By Robert Rosner, Rebecca Lordan, November 1, 2014
Despite the recommendations of the 2012 Blue Ribbon Commission Report, the US government has made no substantial progress toward the permanent, or even temporary, consolidated storage of used civilian nuclear fuel. To complicate matters, a November 2013 decision by the United States Court of Appeals (2013) in Washington, DC eliminated the very fee designed to finance used-fuel storage—which had accumulated over $30 billion so far—introducing a further obstacle (Nuclear Energy Institute, 2014a).
It was not supposed to be this way. The 1982 Nuclear Waste Policy Act bound the federal government by law to take custody of all civilian waste from power companies for final disposal, under the assumption that the waste would be permanently stored in a deep geological repository at Nevada’s Yucca Mountain and overseen by the Energy Department. The Act obligated the US government to begin accepting waste by 1998, but the government was unable to fulfill this promise, forcing it to remunerate the utility companies for continuing to store the waste and assume liability. This situation cannot continue.

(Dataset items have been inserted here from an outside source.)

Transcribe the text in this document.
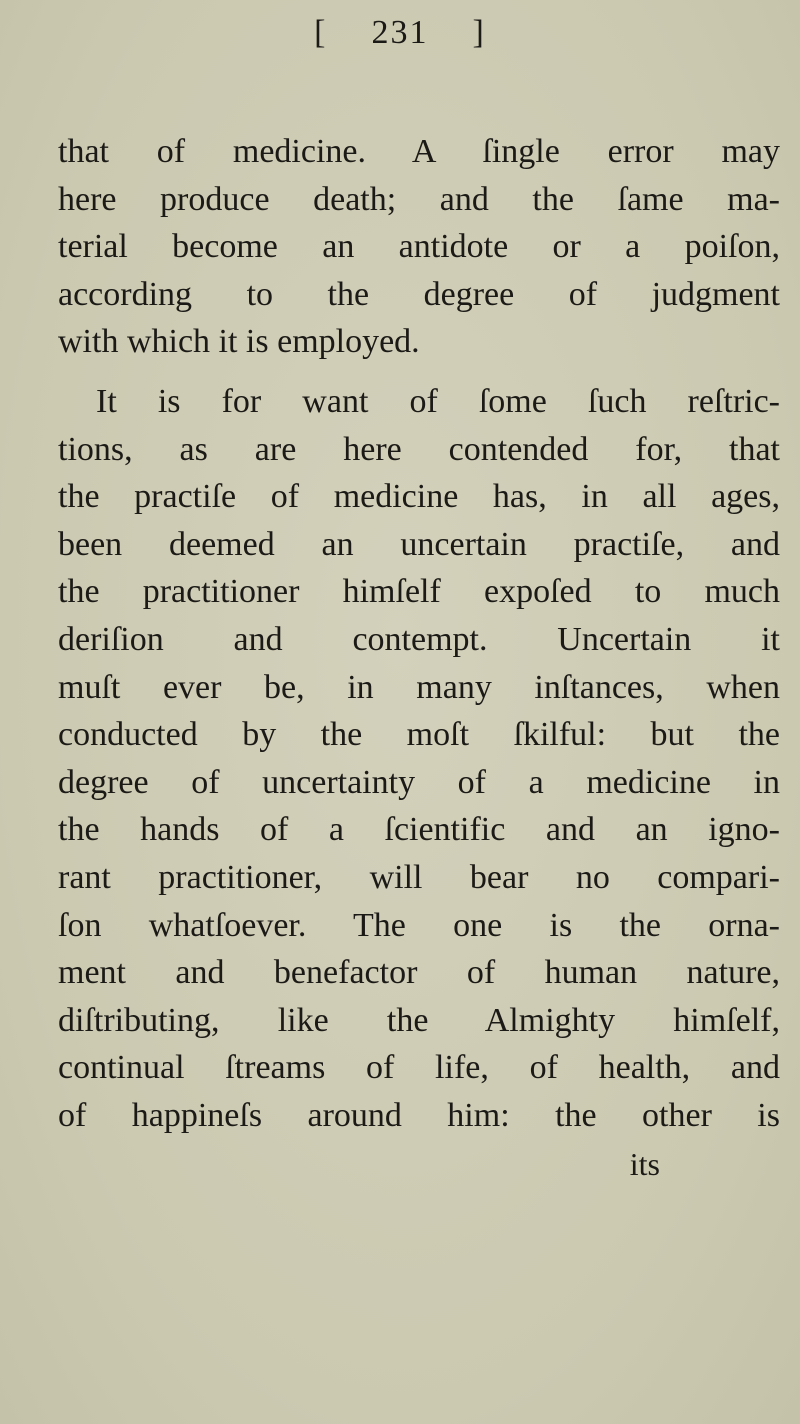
[ 231 ]
that of medicine. A ſingle error may
here produce death; and the ſame ma-
terial become an antidote or a poiſon,
according to the degree of judgment
with which it is employed.
It is for want of ſome ſuch reſtric-
tions, as are here contended for, that
the practiſe of medicine has, in all ages,
been deemed an uncertain practiſe, and
the practitioner himſelf expoſed to much
deriſion and contempt. Uncertain it
muſt ever be, in many inſtances, when
conducted by the moſt ſkilful: but the
degree of uncertainty of a medicine in
the hands of a ſcientific and an igno-
rant practitioner, will bear no compari-
ſon whatſoever. The one is the orna-
ment and benefactor of human nature,
diſtributing, like the Almighty himſelf,
continual ſtreams of life, of health, and
of happineſs around him: the other is
its
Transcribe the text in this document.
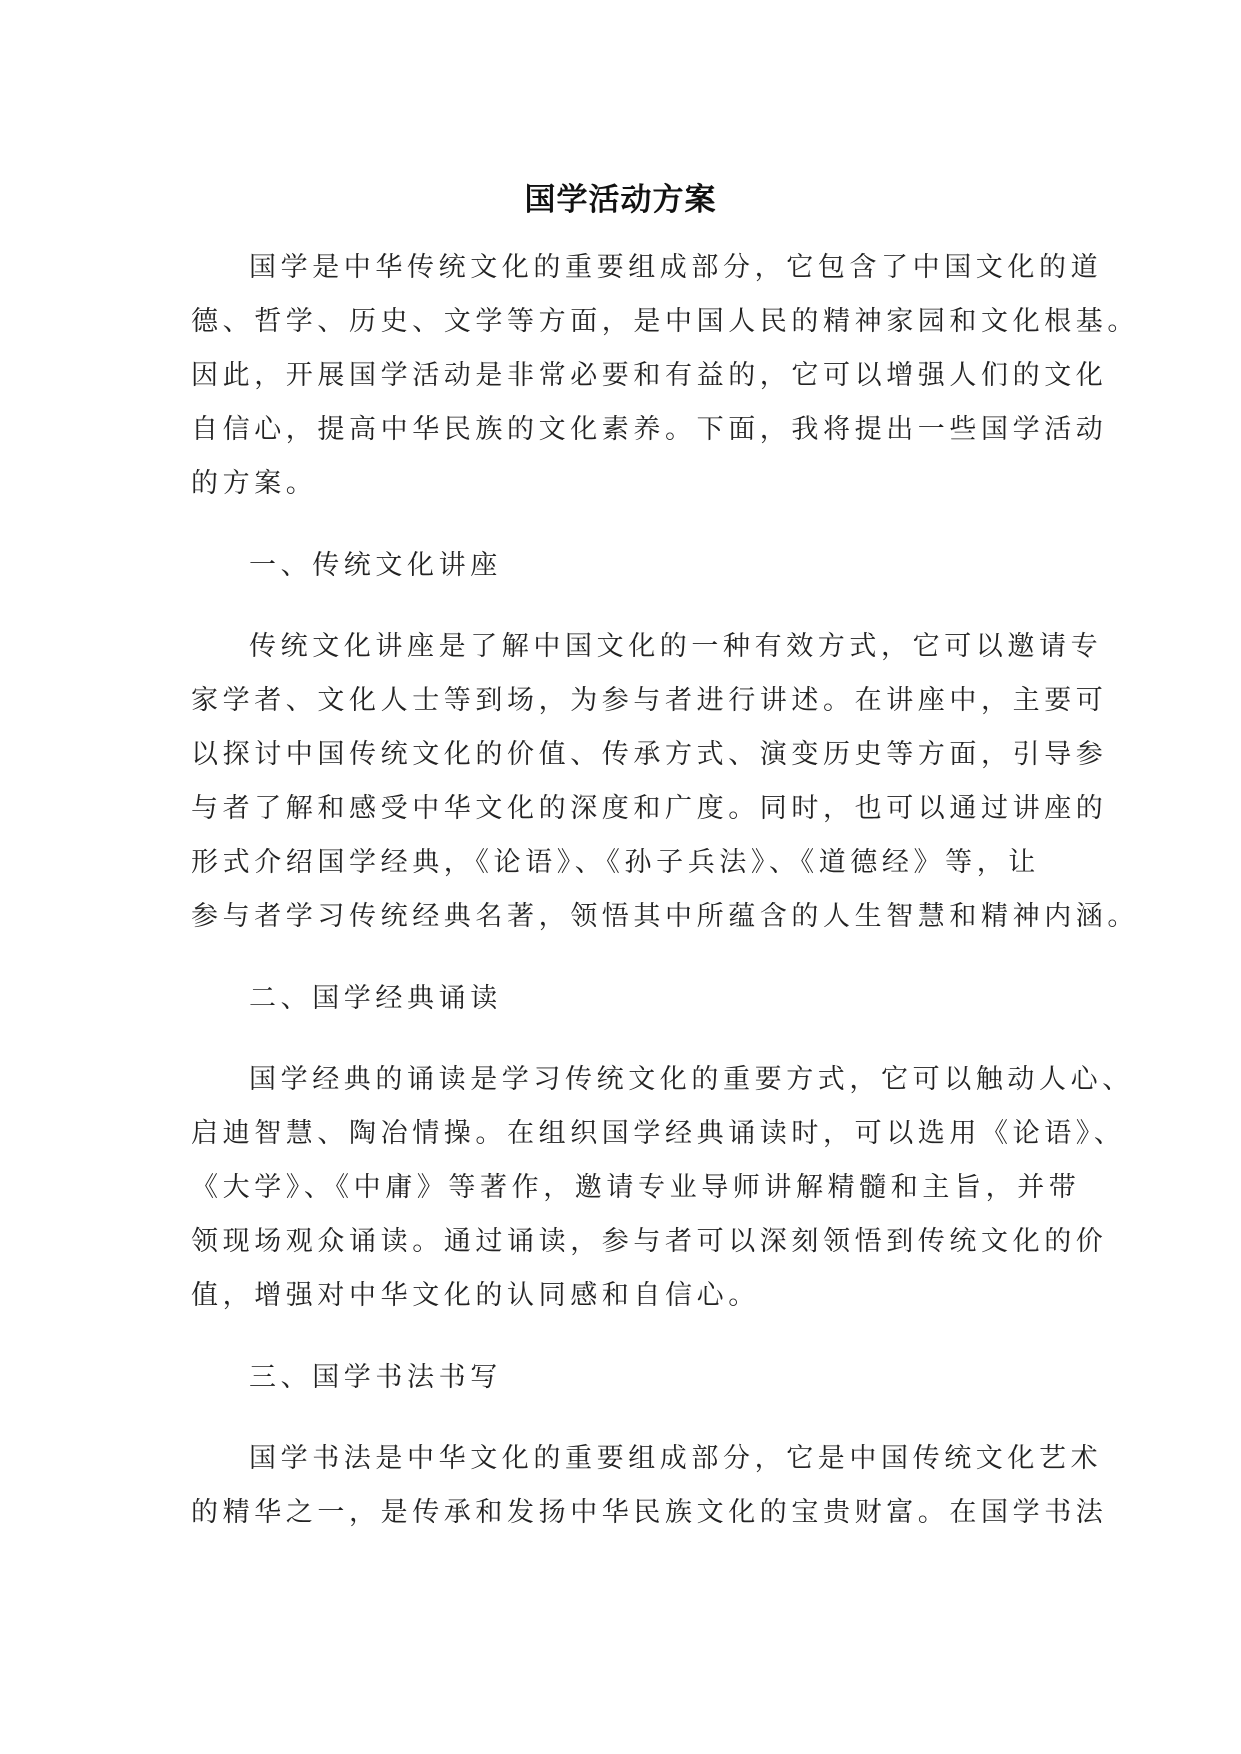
国学活动方案
国学是中华传统文化的重要组成部分，它包含了中国文化的道
德、哲学、历史、文学等方面，是中国人民的精神家园和文化根基。
因此，开展国学活动是非常必要和有益的，它可以增强人们的文化
自信心，提高中华民族的文化素养。下面，我将提出一些国学活动
的方案。
一、传统文化讲座
传统文化讲座是了解中国文化的一种有效方式，它可以邀请专
家学者、文化人士等到场，为参与者进行讲述。在讲座中，主要可
以探讨中国传统文化的价值、传承方式、演变历史等方面，引导参
与者了解和感受中华文化的深度和广度。同时，也可以通过讲座的
形式介绍国学经典，《论语》、《孙子兵法》、《道德经》等，让
参与者学习传统经典名著，领悟其中所蕴含的人生智慧和精神内涵。
二、国学经典诵读
国学经典的诵读是学习传统文化的重要方式，它可以触动人心、
启迪智慧、陶冶情操。在组织国学经典诵读时，可以选用《论语》、
《大学》、《中庸》等著作，邀请专业导师讲解精髓和主旨，并带
领现场观众诵读。通过诵读，参与者可以深刻领悟到传统文化的价
值，增强对中华文化的认同感和自信心。
三、国学书法书写
国学书法是中华文化的重要组成部分，它是中国传统文化艺术
的精华之一，是传承和发扬中华民族文化的宝贵财富。在国学书法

As a solution, the commission argues that the US government should establish a widely distributed series of regional, government-run sites that would take in the used fuel from the cooling pools of several reactors, thereby consolidating the interim storage of used fuel and putting this nuclear waste into stronger, safer, more secure, more manageable—and ultimately more affordable—dry casks, as a first step toward ultimate disposal. Dry casks have withstood earthquakes and floods, and are designed to withstand the heat of fires and the impact of airplanes; the 100-ton structures are hard to steal or damage, and require no cooling systems or power supplies. These are some of the many reasons why making the transition to dry cask-based interim storage should be made as quickly as possible, regardless of one’s opinion of civilian nuclear power.